Twelve months on, and some things are not a whole lot different. Sizing Europe, who indeed won that race, is due to turn up again, as are Somersby and Big Zeb.

The big difference this time is the price.

Sizing Europe is [2.28] on Betfair for the repeat. He has won three of his five races since and confirmed himself a top-class chaser. But he makes nothing like the appeal from a betting point of view that he made this time last year.

Regular readers of this blog won't be surprised to learn that I fancy taking such a short-priced one on. Besides everything else, and as explained previously, good old-fashioned chance can see to it that apparent "good things" get turned over, not least at an event as competitive as the Cheltenham Festival. Every horse has its price.

Laying Sizing Europe is an option, but I would rather try to land on the winner instead in this instance. Big Zeb and Somersby are manifestly not as good as Sizing Europe at his best, but the same cannot be said with such conviction about Finian's Rainbow.

The Nicky Henderson-trained gelding has looked classy in winning five of his seven races over fences and has yet to cross swords with Sizing Europe.

He has crossed swords with Somersby, it is true, and came off second-best to him in the VC Chase at Ascot last time. But he looked the better horse by some way until the run-in.

If you don't believe me then dig out the video on the Attheraces website and consider also that Finian's Rainbow went as short as [1.26] in-play.

Remember the lesson from last year: there is a significant difference between a race at around two miles run in 4 minutes 07.8 seconds (as the Ascot race was) and one run in well under 4 minutes (as the Champion Chase is most likely to be).

Add to that the strong likelihood that Finian's Rainbow will be played as late as possible this time against a pace-forcing Sizing Europe and odds of [6.8] ante-post do not look at all bad. At the prices, it looks the sensible play.

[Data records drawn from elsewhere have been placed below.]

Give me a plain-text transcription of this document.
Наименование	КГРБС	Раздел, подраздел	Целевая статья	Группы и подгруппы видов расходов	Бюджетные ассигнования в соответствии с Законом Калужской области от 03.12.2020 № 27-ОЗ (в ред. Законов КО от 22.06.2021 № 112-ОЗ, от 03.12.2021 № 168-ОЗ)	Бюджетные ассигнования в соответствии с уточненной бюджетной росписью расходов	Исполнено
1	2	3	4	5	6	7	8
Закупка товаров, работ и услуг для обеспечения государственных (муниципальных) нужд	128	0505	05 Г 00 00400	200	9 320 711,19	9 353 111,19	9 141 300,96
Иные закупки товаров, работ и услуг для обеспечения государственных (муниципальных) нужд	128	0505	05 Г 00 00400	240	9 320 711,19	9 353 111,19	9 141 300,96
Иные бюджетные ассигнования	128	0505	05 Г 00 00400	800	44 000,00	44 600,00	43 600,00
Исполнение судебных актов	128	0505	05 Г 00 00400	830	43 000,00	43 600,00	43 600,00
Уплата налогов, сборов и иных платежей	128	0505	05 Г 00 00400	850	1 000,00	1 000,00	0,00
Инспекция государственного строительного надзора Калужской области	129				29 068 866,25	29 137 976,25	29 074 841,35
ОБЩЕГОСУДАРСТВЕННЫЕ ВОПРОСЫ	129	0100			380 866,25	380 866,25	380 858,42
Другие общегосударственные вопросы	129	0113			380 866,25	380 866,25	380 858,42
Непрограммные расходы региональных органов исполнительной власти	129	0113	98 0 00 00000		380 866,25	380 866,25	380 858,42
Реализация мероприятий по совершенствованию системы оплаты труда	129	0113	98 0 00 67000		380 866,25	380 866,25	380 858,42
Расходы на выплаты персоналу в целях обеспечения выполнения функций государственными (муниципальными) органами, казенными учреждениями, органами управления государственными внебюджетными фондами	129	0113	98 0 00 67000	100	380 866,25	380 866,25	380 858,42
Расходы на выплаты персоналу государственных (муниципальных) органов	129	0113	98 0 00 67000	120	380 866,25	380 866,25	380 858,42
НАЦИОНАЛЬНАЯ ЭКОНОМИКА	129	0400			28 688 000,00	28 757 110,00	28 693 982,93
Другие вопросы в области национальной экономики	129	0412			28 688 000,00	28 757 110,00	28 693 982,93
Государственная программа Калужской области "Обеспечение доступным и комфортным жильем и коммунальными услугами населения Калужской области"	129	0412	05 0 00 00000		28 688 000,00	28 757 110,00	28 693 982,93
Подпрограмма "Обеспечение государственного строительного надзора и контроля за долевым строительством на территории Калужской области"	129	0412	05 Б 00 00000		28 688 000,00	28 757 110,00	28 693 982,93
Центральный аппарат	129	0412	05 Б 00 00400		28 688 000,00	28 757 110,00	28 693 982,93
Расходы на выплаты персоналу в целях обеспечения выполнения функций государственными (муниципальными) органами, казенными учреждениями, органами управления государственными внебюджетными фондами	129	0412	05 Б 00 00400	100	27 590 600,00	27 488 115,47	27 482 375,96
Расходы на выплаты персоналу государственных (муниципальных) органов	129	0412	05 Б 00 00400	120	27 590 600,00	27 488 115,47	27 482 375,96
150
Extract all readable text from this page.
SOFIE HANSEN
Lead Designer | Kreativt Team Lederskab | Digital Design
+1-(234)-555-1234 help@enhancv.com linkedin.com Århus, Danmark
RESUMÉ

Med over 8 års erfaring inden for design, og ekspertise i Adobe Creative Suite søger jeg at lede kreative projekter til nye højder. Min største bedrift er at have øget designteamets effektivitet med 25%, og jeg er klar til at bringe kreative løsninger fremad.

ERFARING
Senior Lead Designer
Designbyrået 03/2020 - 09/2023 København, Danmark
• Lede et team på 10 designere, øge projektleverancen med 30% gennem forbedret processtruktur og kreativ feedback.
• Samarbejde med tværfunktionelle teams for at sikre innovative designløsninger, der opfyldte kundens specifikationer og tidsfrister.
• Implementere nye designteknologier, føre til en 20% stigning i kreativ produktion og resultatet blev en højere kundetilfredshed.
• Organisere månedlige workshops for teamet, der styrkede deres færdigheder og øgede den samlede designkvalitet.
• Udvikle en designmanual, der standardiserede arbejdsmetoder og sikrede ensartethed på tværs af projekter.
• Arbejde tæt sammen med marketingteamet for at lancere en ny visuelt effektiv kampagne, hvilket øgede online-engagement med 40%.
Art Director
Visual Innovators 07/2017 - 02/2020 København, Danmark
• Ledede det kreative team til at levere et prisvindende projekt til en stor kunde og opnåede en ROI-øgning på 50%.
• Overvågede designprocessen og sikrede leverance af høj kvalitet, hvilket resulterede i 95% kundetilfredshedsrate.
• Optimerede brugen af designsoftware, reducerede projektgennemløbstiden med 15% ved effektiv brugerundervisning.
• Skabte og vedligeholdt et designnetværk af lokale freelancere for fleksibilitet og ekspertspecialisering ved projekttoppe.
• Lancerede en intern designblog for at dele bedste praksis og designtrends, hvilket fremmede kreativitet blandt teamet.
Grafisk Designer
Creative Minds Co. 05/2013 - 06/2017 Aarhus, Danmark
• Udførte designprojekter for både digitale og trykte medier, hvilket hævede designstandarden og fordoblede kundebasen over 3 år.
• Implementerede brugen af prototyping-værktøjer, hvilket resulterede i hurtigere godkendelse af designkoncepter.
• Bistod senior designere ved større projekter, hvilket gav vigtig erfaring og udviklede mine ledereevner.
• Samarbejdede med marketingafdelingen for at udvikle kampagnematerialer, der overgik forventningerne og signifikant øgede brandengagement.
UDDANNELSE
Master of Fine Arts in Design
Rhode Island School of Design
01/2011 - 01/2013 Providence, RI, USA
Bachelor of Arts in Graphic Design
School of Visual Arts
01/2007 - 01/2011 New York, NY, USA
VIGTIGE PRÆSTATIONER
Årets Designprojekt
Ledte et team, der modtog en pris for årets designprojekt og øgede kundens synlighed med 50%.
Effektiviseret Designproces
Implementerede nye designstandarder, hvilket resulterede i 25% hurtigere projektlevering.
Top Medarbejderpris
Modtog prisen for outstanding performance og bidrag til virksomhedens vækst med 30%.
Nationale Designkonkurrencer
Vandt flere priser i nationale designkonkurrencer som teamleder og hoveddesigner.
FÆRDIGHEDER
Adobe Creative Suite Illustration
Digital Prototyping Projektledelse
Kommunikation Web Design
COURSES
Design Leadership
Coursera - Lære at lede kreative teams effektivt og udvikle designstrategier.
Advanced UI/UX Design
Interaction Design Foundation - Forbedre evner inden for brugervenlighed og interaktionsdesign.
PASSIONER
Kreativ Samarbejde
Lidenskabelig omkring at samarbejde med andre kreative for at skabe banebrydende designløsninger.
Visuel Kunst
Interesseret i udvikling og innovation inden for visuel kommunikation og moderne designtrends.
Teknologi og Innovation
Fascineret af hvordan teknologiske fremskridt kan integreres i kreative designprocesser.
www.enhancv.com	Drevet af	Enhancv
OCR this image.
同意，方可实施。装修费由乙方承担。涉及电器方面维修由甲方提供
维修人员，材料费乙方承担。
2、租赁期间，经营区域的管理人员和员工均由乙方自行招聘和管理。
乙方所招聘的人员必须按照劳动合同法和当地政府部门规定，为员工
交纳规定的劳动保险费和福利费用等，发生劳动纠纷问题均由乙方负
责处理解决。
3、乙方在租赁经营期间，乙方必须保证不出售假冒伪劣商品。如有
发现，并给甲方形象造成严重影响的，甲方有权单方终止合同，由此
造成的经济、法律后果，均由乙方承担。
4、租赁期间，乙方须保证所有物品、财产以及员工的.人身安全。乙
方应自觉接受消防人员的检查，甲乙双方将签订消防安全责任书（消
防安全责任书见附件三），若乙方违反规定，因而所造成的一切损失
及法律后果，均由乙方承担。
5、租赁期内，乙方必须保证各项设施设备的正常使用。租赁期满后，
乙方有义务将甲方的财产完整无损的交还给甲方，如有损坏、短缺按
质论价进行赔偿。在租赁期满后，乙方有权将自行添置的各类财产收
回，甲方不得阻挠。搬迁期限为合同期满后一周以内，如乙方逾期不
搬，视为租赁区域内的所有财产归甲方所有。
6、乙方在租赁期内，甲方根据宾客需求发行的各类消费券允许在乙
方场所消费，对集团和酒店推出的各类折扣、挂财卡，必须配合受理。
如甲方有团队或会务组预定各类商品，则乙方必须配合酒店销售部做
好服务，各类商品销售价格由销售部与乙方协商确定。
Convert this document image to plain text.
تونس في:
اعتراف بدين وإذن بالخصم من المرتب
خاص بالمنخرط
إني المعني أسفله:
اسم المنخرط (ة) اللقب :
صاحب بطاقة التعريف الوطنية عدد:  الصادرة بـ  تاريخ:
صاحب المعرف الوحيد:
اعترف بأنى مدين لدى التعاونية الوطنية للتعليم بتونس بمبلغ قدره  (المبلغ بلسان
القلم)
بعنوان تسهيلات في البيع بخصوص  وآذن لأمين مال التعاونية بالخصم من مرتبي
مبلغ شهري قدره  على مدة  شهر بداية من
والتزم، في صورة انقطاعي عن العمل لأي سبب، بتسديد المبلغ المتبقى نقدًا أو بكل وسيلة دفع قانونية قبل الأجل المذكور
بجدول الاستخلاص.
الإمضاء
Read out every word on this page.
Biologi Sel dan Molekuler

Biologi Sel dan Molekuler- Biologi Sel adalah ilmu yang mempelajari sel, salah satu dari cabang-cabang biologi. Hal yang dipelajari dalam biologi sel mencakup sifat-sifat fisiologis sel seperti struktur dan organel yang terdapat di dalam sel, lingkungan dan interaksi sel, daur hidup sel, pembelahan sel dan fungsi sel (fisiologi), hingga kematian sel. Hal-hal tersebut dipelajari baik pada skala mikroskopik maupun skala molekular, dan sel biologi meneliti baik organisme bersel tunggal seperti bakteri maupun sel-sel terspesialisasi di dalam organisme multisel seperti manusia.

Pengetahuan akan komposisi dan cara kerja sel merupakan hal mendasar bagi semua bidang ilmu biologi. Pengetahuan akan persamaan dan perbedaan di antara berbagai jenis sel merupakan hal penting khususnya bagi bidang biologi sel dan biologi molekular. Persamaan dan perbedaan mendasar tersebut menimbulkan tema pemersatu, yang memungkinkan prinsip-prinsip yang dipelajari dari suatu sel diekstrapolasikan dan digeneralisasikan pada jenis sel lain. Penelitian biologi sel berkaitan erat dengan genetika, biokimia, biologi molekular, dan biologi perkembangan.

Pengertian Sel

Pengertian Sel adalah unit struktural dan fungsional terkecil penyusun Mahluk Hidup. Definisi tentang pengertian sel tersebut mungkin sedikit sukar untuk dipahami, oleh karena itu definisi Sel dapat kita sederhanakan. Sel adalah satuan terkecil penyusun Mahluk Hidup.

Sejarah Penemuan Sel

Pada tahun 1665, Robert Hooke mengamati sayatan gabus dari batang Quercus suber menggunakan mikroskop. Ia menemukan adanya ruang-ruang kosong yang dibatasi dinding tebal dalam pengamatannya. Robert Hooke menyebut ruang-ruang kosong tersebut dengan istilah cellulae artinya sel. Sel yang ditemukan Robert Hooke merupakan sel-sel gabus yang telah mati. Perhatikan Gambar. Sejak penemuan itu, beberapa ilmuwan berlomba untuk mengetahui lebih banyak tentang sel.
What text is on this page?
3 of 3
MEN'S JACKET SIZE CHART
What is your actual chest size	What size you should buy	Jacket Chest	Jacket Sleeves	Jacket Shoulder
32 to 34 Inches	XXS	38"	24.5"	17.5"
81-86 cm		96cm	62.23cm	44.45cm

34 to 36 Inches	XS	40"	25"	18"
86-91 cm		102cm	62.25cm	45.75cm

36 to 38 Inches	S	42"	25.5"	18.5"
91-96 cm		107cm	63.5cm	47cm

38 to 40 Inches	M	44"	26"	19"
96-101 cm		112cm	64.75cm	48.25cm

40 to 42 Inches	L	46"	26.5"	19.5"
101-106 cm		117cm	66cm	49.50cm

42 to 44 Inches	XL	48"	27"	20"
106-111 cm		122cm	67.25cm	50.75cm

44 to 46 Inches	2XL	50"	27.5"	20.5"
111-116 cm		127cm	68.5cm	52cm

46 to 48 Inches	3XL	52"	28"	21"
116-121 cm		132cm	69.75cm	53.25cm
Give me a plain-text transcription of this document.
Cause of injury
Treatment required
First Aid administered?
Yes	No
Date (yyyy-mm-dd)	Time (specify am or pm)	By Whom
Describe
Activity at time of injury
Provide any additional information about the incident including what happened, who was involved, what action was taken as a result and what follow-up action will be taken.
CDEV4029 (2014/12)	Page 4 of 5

Recommendation: 1 pt win Finian's Rainbow at [6.8]
.......
The recent cold snap prompted an interchange on Twitter regarding the desirability or otherwise of having a run close to Cheltenham, and that in turn prompted me to look into the statistics of "days since last run" at the last three Festivals.

The median absence of all winners is 38 days, though there is a clear (and unsurprising) difference between the figures for handicaps (32.5 days) and non-handicaps (46 days).

That means that, with less than four weeks to the start of the four-day Festival on March 13, it would be more likely than not that a winner had had its final preparatory run by now in a normal year.

But it has not been a normal year, and the cold snap that ruled out a lot of jumps racing in early-February - bang around the 38-days-to-go mark - might well have changed things. There is also the small matter this Friday of the rearranged Super Betfair card, a meeting that promises to be most informative.

Overall, there is no evidence that a quick turnaround harms a horse, assuming there is nothing wrong with that horse. Indeed, a quick turnaround can, in most cases, be taken as an indication that the horse is in good shape. The same cannot automatically be said about a horse returning from a lay-off.

Taking the horse population as a whole, horses perform better the less time they have off, as judged by actual performance compared to expected performance on Timeform ratings, though this is more marked on the Flat than over jumps.

One consequence of Siberia coming to Britain about a fortnight ago may well be that we will see more significant racing between now and Cheltenham, with trainers trying to get that last run in that they had originally intended to get in by now.

I would be surprised if it had a detrimental effect come the big day.